Loin d'en être altérée, sa gaité naturelle s'y aiguisa de cette pointe de scepticisme ironique qui sied bien aux hommes qui ont conscience de leur valeur et qui l'ont affirmée en surmontant les obstacles.

Ce n'est pas lui qui jamais eût consenti à affecter une gravité pédantesque bien éloignée de son caractère, ni à se faire, comme d'autres, un élément de succès d'une hypocrisie raisonnée et patiemment soutenue...

Il aimait le plaisir, et volontiers le prouvait, lorsque, par grand hasard, quelque louis inattendu tombait dans le vide de son escarcelle et que ses études n'en devaient pas souffrir.

Quelques-uns de ses professeurs même lui trouvaient par trop d'indépendance, et lui reprochaient un certain esprit d'indiscipline et de contradiction.

[Illustration: Dans la nuit tous les papiers qu'elle possédait lui avaient été volés.]

Ses examens et sa thèse ne lui furent pas moins l'occasion d'un de ces triomphes que la Faculté enregistre et qui font espérer un maître pour l'avenir.

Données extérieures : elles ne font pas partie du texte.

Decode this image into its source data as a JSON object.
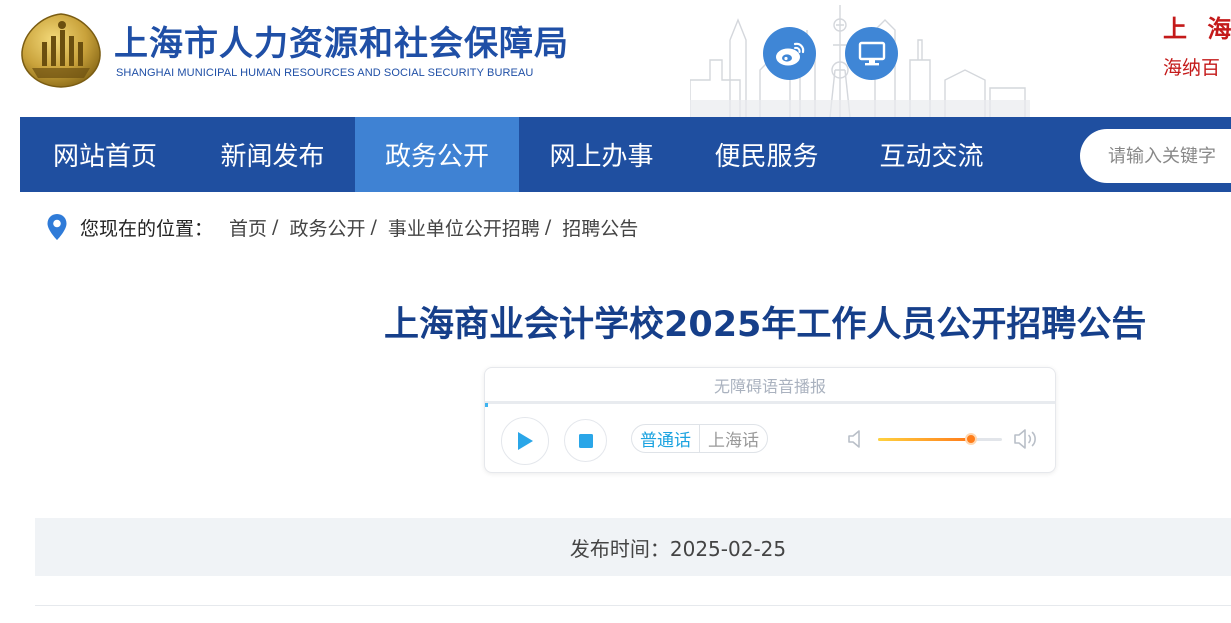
{
  "header": {
    "title": "上海市人力资源和社会保障局",
    "subtitle": "SHANGHAI MUNICIPAL HUMAN RESOURCES AND SOCIAL SECURITY BUREAU",
    "slogan_line1": "上 海 ",
    "slogan_line2": "海纳百",
    "icons": {
      "weibo": "weibo-icon",
      "desktop": "desktop-icon"
    },
    "brand_color": "#1f4fa6",
    "slogan_color": "#c41a1a"
  },
  "nav": {
    "items": [
      {
        "label": "网站首页",
        "active": false
      },
      {
        "label": "新闻发布",
        "active": false
      },
      {
        "label": "政务公开",
        "active": true
      },
      {
        "label": "网上办事",
        "active": false
      },
      {
        "label": "便民服务",
        "active": false
      },
      {
        "label": "互动交流",
        "active": false
      }
    ],
    "search": {
      "placeholder": "请输入关键字",
      "value": ""
    },
    "bg_color": "#1f4fa0",
    "active_color": "#3f82d3"
  },
  "breadcrumb": {
    "prefix": "您现在的位置：",
    "items": [
      "首页",
      "政务公开",
      "事业单位公开招聘",
      "招聘公告"
    ],
    "separator": "/"
  },
  "article": {
    "title": "上海商业会计学校2025年工作人员公开招聘公告",
    "publish_label": "发布时间：",
    "publish_date": "2025-02-25"
  },
  "player": {
    "header": "无障碍语音播报",
    "languages": [
      {
        "label": "普通话",
        "active": true
      },
      {
        "label": "上海话",
        "active": false
      }
    ],
    "volume": 0.75,
    "accent_color": "#1ba3e0",
    "volume_color": "#ff7d1a"
  }
}
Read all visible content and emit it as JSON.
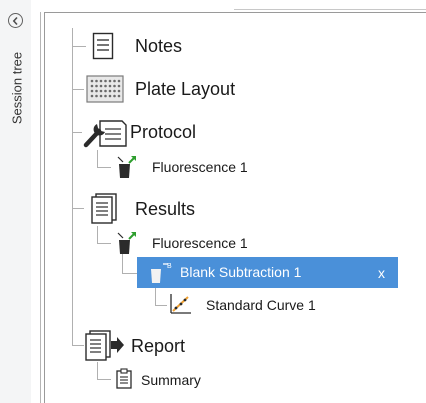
{
  "side_panel": {
    "label": "Session tree"
  },
  "tree": {
    "notes": "Notes",
    "plate_layout": "Plate Layout",
    "protocol": "Protocol",
    "protocol_child": "Fluorescence 1",
    "results": "Results",
    "results_child": "Fluorescence 1",
    "blank_subtraction": "Blank Subtraction 1",
    "blank_close": "x",
    "standard_curve": "Standard Curve 1",
    "report": "Report",
    "summary": "Summary"
  },
  "colors": {
    "selection": "#4a90d9",
    "accent_green": "#2e9e2e",
    "accent_orange": "#f0a030",
    "icon_dark": "#2b2b2b"
  }
}
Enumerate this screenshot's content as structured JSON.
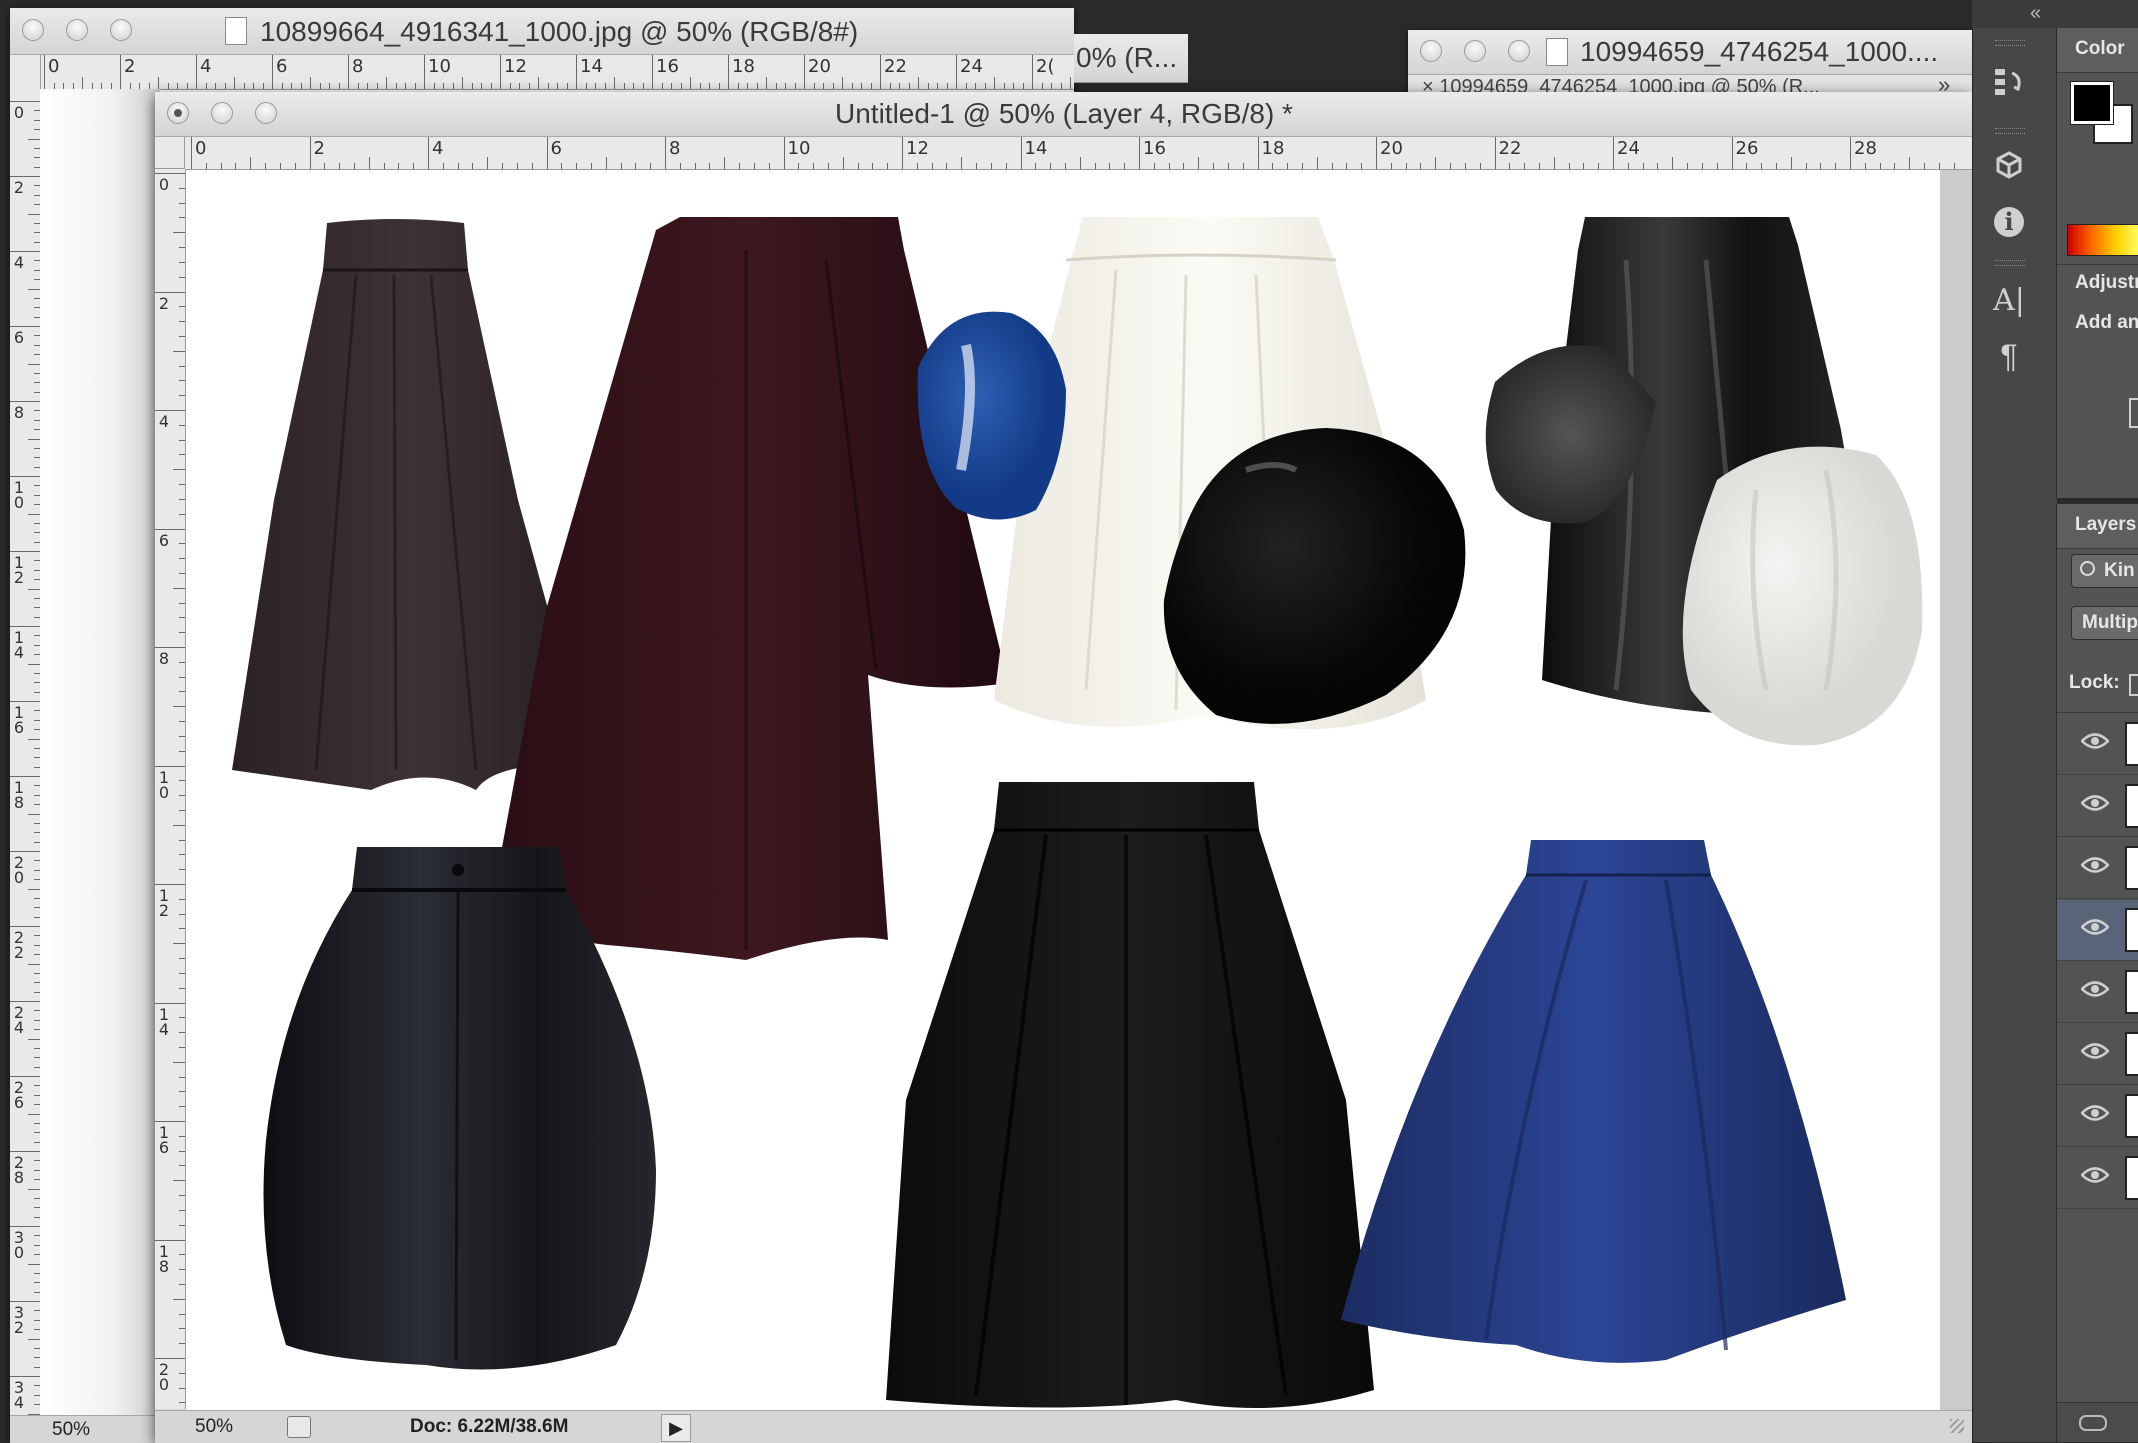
{
  "windows": {
    "back_left": {
      "title": "10899664_4916341_1000.jpg @ 50% (RGB/8#)",
      "zoom": "50%"
    },
    "back_middle": {
      "title": "0% (R..."
    },
    "back_right": {
      "title": "10994659_4746254_1000....",
      "subtitle": "× 10994659_4746254_1000.jpg @ 50% (R...",
      "collapse": "»"
    },
    "main": {
      "title": "Untitled-1 @ 50% (Layer 4, RGB/8) *",
      "zoom": "50%",
      "doc_info": "Doc: 6.22M/38.6M",
      "play": "▶"
    }
  },
  "rulers": {
    "back_h": [
      "0",
      "2",
      "4",
      "6",
      "8",
      "10",
      "12",
      "14",
      "16",
      "18",
      "20",
      "22",
      "24",
      "2("
    ],
    "main_h": [
      "0",
      "2",
      "4",
      "6",
      "8",
      "10",
      "12",
      "14",
      "16",
      "18",
      "20",
      "22",
      "24",
      "26",
      "28"
    ],
    "back_v": [
      "0",
      "2",
      "4",
      "6",
      "8",
      "10",
      "12",
      "14",
      "16",
      "18",
      "20",
      "22",
      "24",
      "26",
      "28",
      "30",
      "32",
      "34"
    ],
    "main_v": [
      "0",
      "2",
      "4",
      "6",
      "8",
      "10",
      "12",
      "14",
      "16",
      "18",
      "20"
    ]
  },
  "panels": {
    "collapse_arrows": "«",
    "color": {
      "title": "Color"
    },
    "adjustments": {
      "title": "Adjustm",
      "hint": "Add an"
    },
    "layers": {
      "title": "Layers",
      "filter": "Kin",
      "blend": "Multip",
      "lock": "Lock:"
    },
    "layer_count": 8
  },
  "tools": [
    "history-icon",
    "3d-icon",
    "info-icon",
    "character-icon",
    "paragraph-icon"
  ],
  "tool_glyphs": {
    "history": "↺",
    "info": "i",
    "character": "A|",
    "paragraph": "¶"
  },
  "colors": {
    "canvas": "#ffffff",
    "chrome": "#d6d6d6",
    "panel": "#535353",
    "tools": "#474747"
  },
  "canvas_items": [
    "brown-a-line-skirt",
    "burgundy-asymmetric-skirt",
    "white-pleated-skirt",
    "black-vinyl-skirt",
    "black-leather-skirt",
    "black-pleated-midi-skirt",
    "blue-flared-skirt",
    "blue-glossy-swatch",
    "black-glossy-swatch",
    "black-satin-swatch",
    "white-satin-swatch"
  ]
}
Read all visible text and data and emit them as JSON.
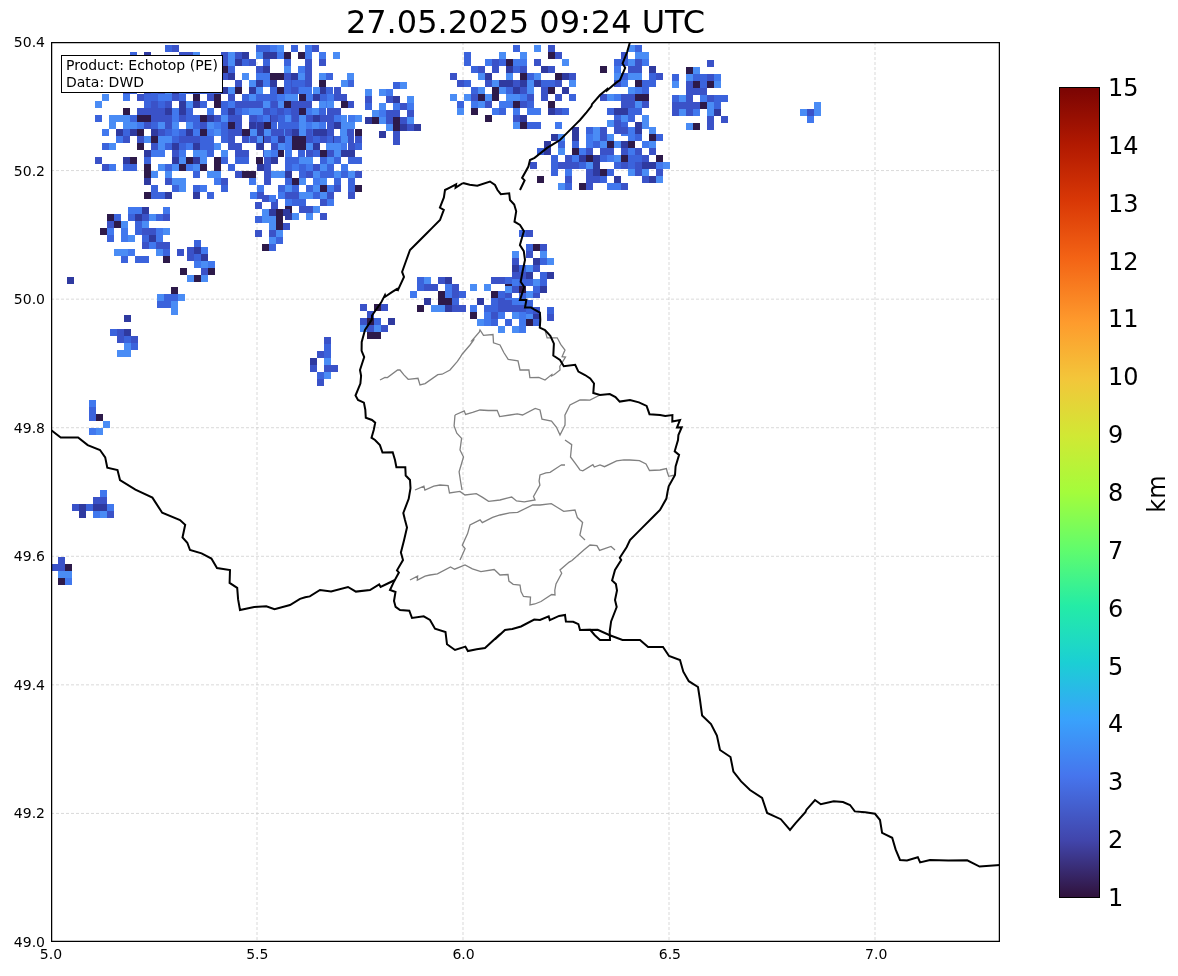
{
  "title": "27.05.2025 09:24 UTC",
  "map": {
    "annotation": [
      "Product: Echotop (PE)",
      "Data: DWD"
    ],
    "x_ticks": [
      "5.0",
      "5.5",
      "6.0",
      "6.5",
      "7.0"
    ],
    "y_ticks": [
      "50.4",
      "50.2",
      "50.0",
      "49.8",
      "49.6",
      "49.4",
      "49.2",
      "49.0"
    ]
  },
  "colorbar": {
    "label": "km",
    "ticks": [
      "15",
      "14",
      "13",
      "12",
      "11",
      "10",
      "9",
      "8",
      "7",
      "6",
      "5",
      "4",
      "3",
      "2",
      "1"
    ]
  }
}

Malheureusement, le diplôme ne lui donnait pas de rentes, et, avant comme après le parchemin, il se trouvait en face de ce problème irritant et inquiétant: vivre...

Les quelques semaines qui suivirent furent des plus pénibles de sa vie.

On le rencontrait alors, la démarche lente et le front soucieux, errant un peu comme une âme en peine sous le portique de l'École de médecine, ou arrêté devant ce tableau qui se trouve à droite en entrant, et où s'affichent les demandes et les offres...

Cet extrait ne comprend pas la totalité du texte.